Nicolet had come to New France in the year 1618, and "forasmuch as his nature and excellent memory inspired good hopes of him he was sent to winter with the Island Algonquins in order to learn their language. He tarried with them two years, and always joined the barbarians in their excursions and journeys."—Jesuit Relations.

It had been Champlain's custom for years to send young men among the Indians for the purpose of learning their language and becoming acquainted with their manners and customs, preparing them in short to act as interpreter or in some other capacity for the One Hundred Associates, at that time the great fur corporation of Canada and the precursor of the Hudson's Bay Company.

Nicolet later spent eight or nine years with the tribes in the vicinity of Lake Nipissing, isolated from civilization, living the wild life of the savage and noting down his observations of Indian life and character. He is said to have been deeply religious and to have suffered while in this exile for the consolations of the church "without which among the savages is great peril for the soul." On Nicolet's return to Quebec he entered the employ of the fur company, and at thirty-six years of age was chosen by Governor Champlain as his envoy to arrange a peace between the Hurons and "People of the sea from whom they are absent about 300 leagues."

The chronicler of this famous voyage of Jean Nicolet's is Father Vimont of the Jesuit order. Each year a circumstantial account of the society's work was sent to its superior in Paris, and among the multiplied items of daily life in Quebec and vicinity must be gleaned the story of the coming of the first white man to Green Bay. On the first of July, 1634, two fleets of canoes left Quebec and paddled up the St. Lawrence—the one to build a fort where today stands the town of Three Rivers, Canada, the other under the direction of Father Brebeuf bo found a Jesuit mission among the Hurons.

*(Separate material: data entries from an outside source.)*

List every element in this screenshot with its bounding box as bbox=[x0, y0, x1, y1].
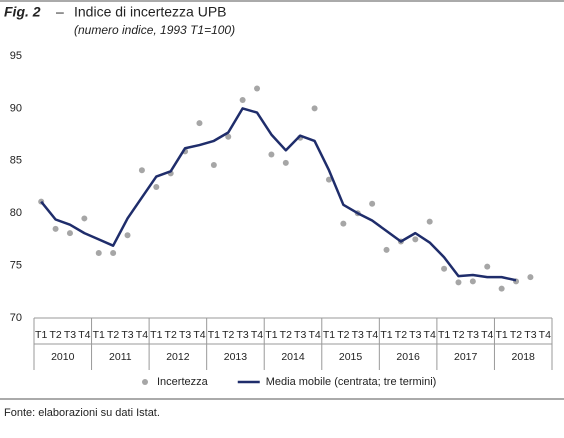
year-label: 2012 bbox=[166, 351, 190, 363]
data-point bbox=[383, 246, 390, 253]
data-point bbox=[196, 120, 203, 127]
data-point bbox=[95, 250, 102, 257]
data-point bbox=[110, 250, 117, 257]
year-label: 2014 bbox=[281, 351, 305, 363]
data-point bbox=[52, 225, 59, 232]
x-tick-label: T3 bbox=[409, 329, 421, 341]
data-point bbox=[210, 161, 217, 168]
x-tick-label: T2 bbox=[222, 329, 234, 341]
x-tick-label: T1 bbox=[496, 329, 508, 341]
y-tick-label: 70 bbox=[10, 312, 22, 324]
data-point bbox=[412, 236, 419, 243]
year-label: 2011 bbox=[109, 351, 132, 363]
data-point bbox=[469, 278, 476, 285]
x-tick-label: T3 bbox=[467, 329, 479, 341]
data-point bbox=[311, 105, 318, 112]
y-tick-label: 80 bbox=[10, 207, 22, 219]
x-tick-label: T2 bbox=[395, 329, 407, 341]
legend-label: Incertezza bbox=[157, 376, 209, 388]
separator: – bbox=[56, 4, 64, 20]
line bbox=[40, 107, 517, 282]
x-tick-label: T3 bbox=[64, 329, 76, 341]
x-tick-label: T4 bbox=[136, 329, 148, 341]
data-point bbox=[225, 133, 232, 140]
x-tick-label: T4 bbox=[251, 329, 263, 341]
x-tick-label: T1 bbox=[208, 329, 220, 341]
year-label: 2015 bbox=[339, 351, 363, 363]
x-tick-label: T4 bbox=[539, 329, 551, 341]
x-tick-label: T1 bbox=[265, 329, 277, 341]
chart-title: Indice di incertezza UPB bbox=[74, 4, 227, 20]
legend-marker bbox=[142, 379, 148, 385]
data-point bbox=[81, 215, 88, 222]
x-tick-label: T1 bbox=[93, 329, 105, 341]
x-tick-label: T2 bbox=[280, 329, 292, 341]
data-point bbox=[124, 232, 131, 239]
legend-label: Media mobile (centrata; tre termini) bbox=[266, 376, 437, 388]
x-tick-label: T1 bbox=[323, 329, 335, 341]
data-point bbox=[325, 176, 332, 183]
data-point bbox=[455, 279, 462, 286]
x-tick-label: T4 bbox=[78, 329, 90, 341]
year-label: 2018 bbox=[512, 351, 536, 363]
x-tick-label: T4 bbox=[366, 329, 378, 341]
source: Fonte: elaborazioni su dati Istat. bbox=[4, 407, 160, 419]
data-point bbox=[138, 167, 145, 174]
x-tick-label: T3 bbox=[524, 329, 536, 341]
y-tick-label: 85 bbox=[10, 155, 22, 167]
data-point bbox=[369, 200, 376, 207]
year-label: 2013 bbox=[224, 351, 248, 363]
x-tick-label: T4 bbox=[308, 329, 320, 341]
x-tick-label: T1 bbox=[380, 329, 392, 341]
y-tick-label: 90 bbox=[10, 102, 22, 114]
data-point bbox=[340, 220, 347, 227]
year-label: 2017 bbox=[454, 351, 478, 363]
year-label: 2010 bbox=[51, 351, 75, 363]
data-point bbox=[498, 285, 505, 292]
x-tick-label: T2 bbox=[510, 329, 522, 341]
data-point bbox=[268, 151, 275, 158]
data-point bbox=[153, 184, 160, 190]
x-tick-label: T1 bbox=[438, 329, 450, 341]
x-tick-label: T4 bbox=[193, 329, 205, 341]
x-tick-label: T2 bbox=[337, 329, 349, 341]
data-point bbox=[282, 159, 289, 166]
data-point bbox=[527, 274, 534, 281]
year-label: 2016 bbox=[396, 351, 420, 363]
data-point bbox=[239, 97, 246, 104]
data-point bbox=[441, 265, 448, 272]
x-tick-label: T2 bbox=[452, 329, 464, 341]
data-point bbox=[426, 218, 433, 225]
x-tick-label: T1 bbox=[150, 329, 162, 341]
x-tick-label: T2 bbox=[107, 329, 119, 341]
x-tick-label: T3 bbox=[179, 329, 191, 341]
data-point bbox=[484, 263, 491, 270]
x-tick-label: T3 bbox=[121, 329, 133, 341]
x-tick-label: T3 bbox=[294, 329, 306, 341]
x-tick-label: T3 bbox=[352, 329, 364, 341]
fig-label: Fig. 2 bbox=[4, 4, 41, 20]
y-tick-label: 95 bbox=[10, 50, 22, 62]
data-point bbox=[66, 230, 73, 237]
y-tick-label: 75 bbox=[10, 260, 22, 272]
x-tick-label: T2 bbox=[49, 329, 61, 341]
x-tick-label: T3 bbox=[237, 329, 249, 341]
x-tick-label: T2 bbox=[165, 329, 177, 341]
x-tick-label: T4 bbox=[424, 329, 436, 341]
x-tick-label: T4 bbox=[481, 329, 493, 341]
x-tick-label: T1 bbox=[35, 329, 47, 341]
data-point bbox=[254, 85, 261, 92]
chart-subtitle: (numero indice, 1993 T1=100) bbox=[74, 23, 235, 37]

With the latter party was Jean Nicolet under commission from Champlain to proceed to the Huron villages on Georgian Bay, there to obtain men of that nation to act as his boatmen on the expedition to identify the "Winnepigous" or "men of the salt water." 1

Some time late in July Nicolet and his seven Huron savages embarked. Skirting the northern shore of Georgian Bay they rounded the Manitoulin islands and reaching Sault Sainte Marie ascended the river as far as the rapids; then on to Mackinac island where the blue expanse of Lake Huron (la douce mer) met the clear green waters of its sister, Lake Michigan.